Raidillon’s watches are divided up into four different collections, each with their own specific personalities, characterized by a range of distinct dial designs: Racing, which has colorful, appropriately racy looks; Design, which is clean and minimalistic; Casual Friday, which is contemporary and restrained; and Timeless, with vintage-inspired aesthetics. The great thing about Raidillon is, if the looks of one watch don’t do it for you, you’ll likely find something within any of the four collections that will. Don’t like the bright, colorful designs of the Racing 42-C10-133? Might we suggest the pared-down, industrial sheen of the Design 42-C10-127 instead?
But with Raidillon’s latest release, the Timeless 42-C10-170, the brand seems less focused on motorsport or diverse styles, instead paying much more attention to detail. Great little touches like the “Clou de Paris” pyramidal texturing on the tips of the pushers, the movement’s rotor etched out to look like the steering wheel of a vintage race car (and finished with guilloché patterning), the sculpted deployant clasp on the thick leather strap — all of these can be found not just on this watch, but across the whole Raidillon range, and it shows that the brand has paid attention to more than just the dials.
Inside the Timeless 170 — as well as every other chronograph from Raidillon — beats a Valjoux 7750. It may not be as unique as Raidillon’s design, but as a 43-year-old movement used in countless timepieces, it’s a smart, reliable choice. The drawback with this movement is the watch’s considerable thickness — the 7.9mm height of the 7750 results in a bulky case profile. But really, it’s the only sore spot to be found with the watch.

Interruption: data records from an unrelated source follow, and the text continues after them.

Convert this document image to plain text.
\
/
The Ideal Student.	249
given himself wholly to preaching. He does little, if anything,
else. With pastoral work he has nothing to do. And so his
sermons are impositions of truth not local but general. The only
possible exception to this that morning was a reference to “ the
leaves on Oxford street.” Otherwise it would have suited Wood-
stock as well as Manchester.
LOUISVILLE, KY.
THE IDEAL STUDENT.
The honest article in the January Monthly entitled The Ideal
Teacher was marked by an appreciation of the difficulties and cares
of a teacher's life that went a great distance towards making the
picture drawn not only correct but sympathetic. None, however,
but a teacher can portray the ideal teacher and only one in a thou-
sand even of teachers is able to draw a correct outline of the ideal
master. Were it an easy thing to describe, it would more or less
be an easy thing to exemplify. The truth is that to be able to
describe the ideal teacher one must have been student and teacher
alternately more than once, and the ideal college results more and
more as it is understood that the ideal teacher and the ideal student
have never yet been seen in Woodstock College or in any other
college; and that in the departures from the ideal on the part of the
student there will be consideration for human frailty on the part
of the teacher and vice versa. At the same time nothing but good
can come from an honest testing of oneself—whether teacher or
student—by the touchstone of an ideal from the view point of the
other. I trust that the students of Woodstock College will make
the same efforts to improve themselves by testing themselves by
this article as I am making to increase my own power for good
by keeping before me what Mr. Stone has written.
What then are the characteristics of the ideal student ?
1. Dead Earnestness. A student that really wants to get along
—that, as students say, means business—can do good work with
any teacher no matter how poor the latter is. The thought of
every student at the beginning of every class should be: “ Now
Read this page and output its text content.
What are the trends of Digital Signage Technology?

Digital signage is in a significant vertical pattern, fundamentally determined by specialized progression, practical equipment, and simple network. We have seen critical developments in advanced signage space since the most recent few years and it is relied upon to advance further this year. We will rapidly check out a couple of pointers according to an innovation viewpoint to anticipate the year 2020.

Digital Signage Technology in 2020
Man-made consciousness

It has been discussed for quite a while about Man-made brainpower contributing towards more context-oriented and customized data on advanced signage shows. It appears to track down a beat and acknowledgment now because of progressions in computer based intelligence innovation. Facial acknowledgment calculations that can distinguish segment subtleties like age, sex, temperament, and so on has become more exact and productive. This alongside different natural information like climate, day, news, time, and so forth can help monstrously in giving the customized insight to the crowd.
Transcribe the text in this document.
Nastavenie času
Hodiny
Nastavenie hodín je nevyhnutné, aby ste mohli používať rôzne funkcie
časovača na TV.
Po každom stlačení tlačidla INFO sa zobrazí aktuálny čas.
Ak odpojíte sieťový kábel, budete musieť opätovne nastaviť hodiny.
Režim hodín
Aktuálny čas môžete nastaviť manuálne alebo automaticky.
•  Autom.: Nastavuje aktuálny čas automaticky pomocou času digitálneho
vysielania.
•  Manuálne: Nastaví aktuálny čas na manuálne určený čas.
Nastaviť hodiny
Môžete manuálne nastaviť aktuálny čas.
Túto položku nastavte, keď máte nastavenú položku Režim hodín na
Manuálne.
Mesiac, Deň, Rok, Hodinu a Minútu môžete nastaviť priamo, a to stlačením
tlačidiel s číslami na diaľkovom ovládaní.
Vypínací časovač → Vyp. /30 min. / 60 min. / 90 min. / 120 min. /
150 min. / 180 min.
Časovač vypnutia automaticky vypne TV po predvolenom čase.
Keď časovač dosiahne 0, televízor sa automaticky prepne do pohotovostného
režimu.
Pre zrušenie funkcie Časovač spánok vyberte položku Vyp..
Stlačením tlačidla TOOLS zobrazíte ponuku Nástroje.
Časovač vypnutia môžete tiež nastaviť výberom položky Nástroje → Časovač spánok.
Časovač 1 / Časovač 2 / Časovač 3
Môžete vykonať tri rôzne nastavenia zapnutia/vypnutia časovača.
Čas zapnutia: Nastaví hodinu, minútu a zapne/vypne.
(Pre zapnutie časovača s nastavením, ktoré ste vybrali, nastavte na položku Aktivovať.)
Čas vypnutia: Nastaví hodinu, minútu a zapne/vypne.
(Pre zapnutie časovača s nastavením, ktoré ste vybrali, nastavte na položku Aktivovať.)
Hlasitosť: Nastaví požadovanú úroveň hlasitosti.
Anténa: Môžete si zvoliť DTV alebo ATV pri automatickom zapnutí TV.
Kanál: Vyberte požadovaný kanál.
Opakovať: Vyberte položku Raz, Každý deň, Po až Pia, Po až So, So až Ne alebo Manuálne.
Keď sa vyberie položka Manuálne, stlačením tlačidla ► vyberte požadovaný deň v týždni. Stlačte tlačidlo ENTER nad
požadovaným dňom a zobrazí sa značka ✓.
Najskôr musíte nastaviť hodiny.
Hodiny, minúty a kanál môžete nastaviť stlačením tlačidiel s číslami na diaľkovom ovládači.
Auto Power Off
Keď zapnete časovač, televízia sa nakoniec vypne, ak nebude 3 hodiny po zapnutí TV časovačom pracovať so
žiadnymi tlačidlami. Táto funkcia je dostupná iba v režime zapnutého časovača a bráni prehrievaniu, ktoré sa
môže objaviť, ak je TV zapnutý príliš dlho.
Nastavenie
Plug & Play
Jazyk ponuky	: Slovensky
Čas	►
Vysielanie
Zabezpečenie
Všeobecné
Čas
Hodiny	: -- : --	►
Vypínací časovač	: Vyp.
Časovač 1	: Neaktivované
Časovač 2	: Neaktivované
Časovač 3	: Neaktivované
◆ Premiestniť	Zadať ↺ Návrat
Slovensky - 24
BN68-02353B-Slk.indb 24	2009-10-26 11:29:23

There is a number of reasons there seems to be such a strong association between cars and watches: the mechanical similarity between an engine and a movement, the relationship between racing and quick lap times, or in many cases these days, opportunistic co-branding. And that’s all fine, but Raidillon feels different. Give a Raidillon watch to someone who’s never even heard of Spa-Francorchamps, and they won’t see a racing watch — they’ll just see a striking timepiece.